Today we call M and tell him the first Swallow has arrived. It’s a moment of joy, admiration and awe for its arduous cross continental journey. Now it is perched on the telephone wire which stretches across part of the front yard, preening each wing in turn. Not long before, it was whooping and swooping above the pond and flying low, in and out of the shippen. Its song is peppered with dolphin like clicks. I am sitting on the top step, the slate warm, feeling the sun on my face, my body slowly unwinding, finally released from being huddled, bundled and wrapped. There is a delightful din of a world waking up. Ten years ago there were almost thirty Swallows lined up on the wire by the end of the summer; each subsequent year there have been less and less.
I abandon the ‘to do’ list. I think, today will be a day of inefficiency
I experience anxiety as I hope and wonder about a mate for the Swallow arriving. And if they breed successfully will there be enough insects for them to feed their young?
The massive decline in bee populations catches the public imagination, but all insects are being put under similar pressure by loss of habitat and pesticides. In a farmland setting, loss of habitat means less wild flowers, the planting of monocultures of rye grass or other crops without provision for invertebrates. And why does this matter? Well, in a nutshell…
Biodiversity means the variety of life, in all its forms. It includes the variety of species and ecosystems (communities and interrelations of species) in the world, and also genetic variation. Human beings are dependent for their sustenance, health and well-being on fundamental biological systems and processes. This includes all of our food, many medicines and industrial products, as well as the air we breathe. Without insects and other invertebrates, human life on this planet would be impossible. The enormous diversity of life is of crucial value, providing resilience to organisms and ecosystems.
Why thank you for that, the Amateur Entomologists’ Society!
I go over to the cow field. I can hear sheep and lambs from across the valley, plaintively calling to one another. Standing there, the sky a bowl of blue, I count fourteen Buzzards above, wheeling on the thermals and crying their eerie cries. I don’t know, but I would hazard a guess that they are simply, like me, having a good time. Rabbits run in and out of the gorse bushes down the centre of the field, flashes of white and brown amongst the acid yellow and though their numbers are too plentiful (breeding like…! and no serious predators, apart from a ginger cat) who could begrudge their hoppity heaven today?

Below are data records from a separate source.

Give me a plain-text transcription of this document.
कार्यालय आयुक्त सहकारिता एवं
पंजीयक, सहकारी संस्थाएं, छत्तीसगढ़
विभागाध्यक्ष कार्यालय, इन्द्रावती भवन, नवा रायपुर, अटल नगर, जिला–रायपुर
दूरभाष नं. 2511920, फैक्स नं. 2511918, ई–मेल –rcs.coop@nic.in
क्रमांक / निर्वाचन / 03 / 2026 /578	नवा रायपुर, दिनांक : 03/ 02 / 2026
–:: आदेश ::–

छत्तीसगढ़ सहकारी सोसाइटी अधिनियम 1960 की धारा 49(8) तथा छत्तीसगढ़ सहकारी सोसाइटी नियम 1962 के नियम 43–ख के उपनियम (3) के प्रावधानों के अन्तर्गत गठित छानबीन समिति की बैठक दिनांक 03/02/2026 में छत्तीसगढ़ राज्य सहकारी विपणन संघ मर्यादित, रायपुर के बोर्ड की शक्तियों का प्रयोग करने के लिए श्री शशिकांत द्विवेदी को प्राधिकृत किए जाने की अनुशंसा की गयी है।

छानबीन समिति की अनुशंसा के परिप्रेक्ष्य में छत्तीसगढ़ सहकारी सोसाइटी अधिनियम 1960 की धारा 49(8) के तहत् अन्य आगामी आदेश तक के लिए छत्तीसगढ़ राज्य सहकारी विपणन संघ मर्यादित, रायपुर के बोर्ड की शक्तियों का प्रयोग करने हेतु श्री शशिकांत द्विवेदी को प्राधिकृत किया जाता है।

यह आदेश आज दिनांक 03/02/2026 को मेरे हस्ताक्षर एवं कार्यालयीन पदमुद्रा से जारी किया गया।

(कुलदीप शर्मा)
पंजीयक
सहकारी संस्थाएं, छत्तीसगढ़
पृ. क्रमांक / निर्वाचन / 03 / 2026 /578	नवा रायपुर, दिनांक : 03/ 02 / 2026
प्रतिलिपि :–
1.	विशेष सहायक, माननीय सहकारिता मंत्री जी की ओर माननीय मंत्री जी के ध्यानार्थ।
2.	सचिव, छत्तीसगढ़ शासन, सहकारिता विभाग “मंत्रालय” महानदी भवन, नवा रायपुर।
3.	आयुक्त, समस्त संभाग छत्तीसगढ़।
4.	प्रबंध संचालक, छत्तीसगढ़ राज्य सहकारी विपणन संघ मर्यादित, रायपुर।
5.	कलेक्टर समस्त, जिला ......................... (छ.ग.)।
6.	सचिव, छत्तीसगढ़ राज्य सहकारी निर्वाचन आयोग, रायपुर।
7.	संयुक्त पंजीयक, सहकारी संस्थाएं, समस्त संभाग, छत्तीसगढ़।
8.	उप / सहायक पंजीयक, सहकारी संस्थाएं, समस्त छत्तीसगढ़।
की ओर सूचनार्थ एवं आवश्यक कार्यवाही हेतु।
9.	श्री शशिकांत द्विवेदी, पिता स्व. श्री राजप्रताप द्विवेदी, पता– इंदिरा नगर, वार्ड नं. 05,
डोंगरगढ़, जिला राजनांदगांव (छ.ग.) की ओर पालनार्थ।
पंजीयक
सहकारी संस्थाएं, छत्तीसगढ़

The cows are looking pretty, their ruddy coats shining in the sun. After a while they approach and both Lucy and Mary-Rose ask to be scratched. They stand happily either side of me, while Belita tentatively sniffs my face with her gentle pink nose. To think they were so terrified when they arrived and now this. Happy.
Coming back I meet Mr. Pheasant who has made regular visits this winter. A little Wren dips in and out of a thicket, and a Wagtail, the first I’ve seen this year, sits atop the shippen roof surveying the scene.
Violets, Stitchwort and Celandine are beginning to peep out from the hedgebanks. Dandelions are waiting for the bees. Where are the bees?
I nibble on a disc of Navelwort.
A bout of spontaneous seed sowing comes on…
Nicotiana Lime Green
Cosmos sulphureus Cosmic Orange
Rudbeckia hirta Prairie Sun
Then I admire B’s artwork…
Later, I lie on the grass under the big sycamore. The still bare branches reach toward a pale moon, bursting with shimmering buds. I can feel the earth is still damp and cold but the warmed grass is an eiderdown beneath me. I am lost. My eyes close.
What about an International Day of Inefficiency? Come on, we can do it!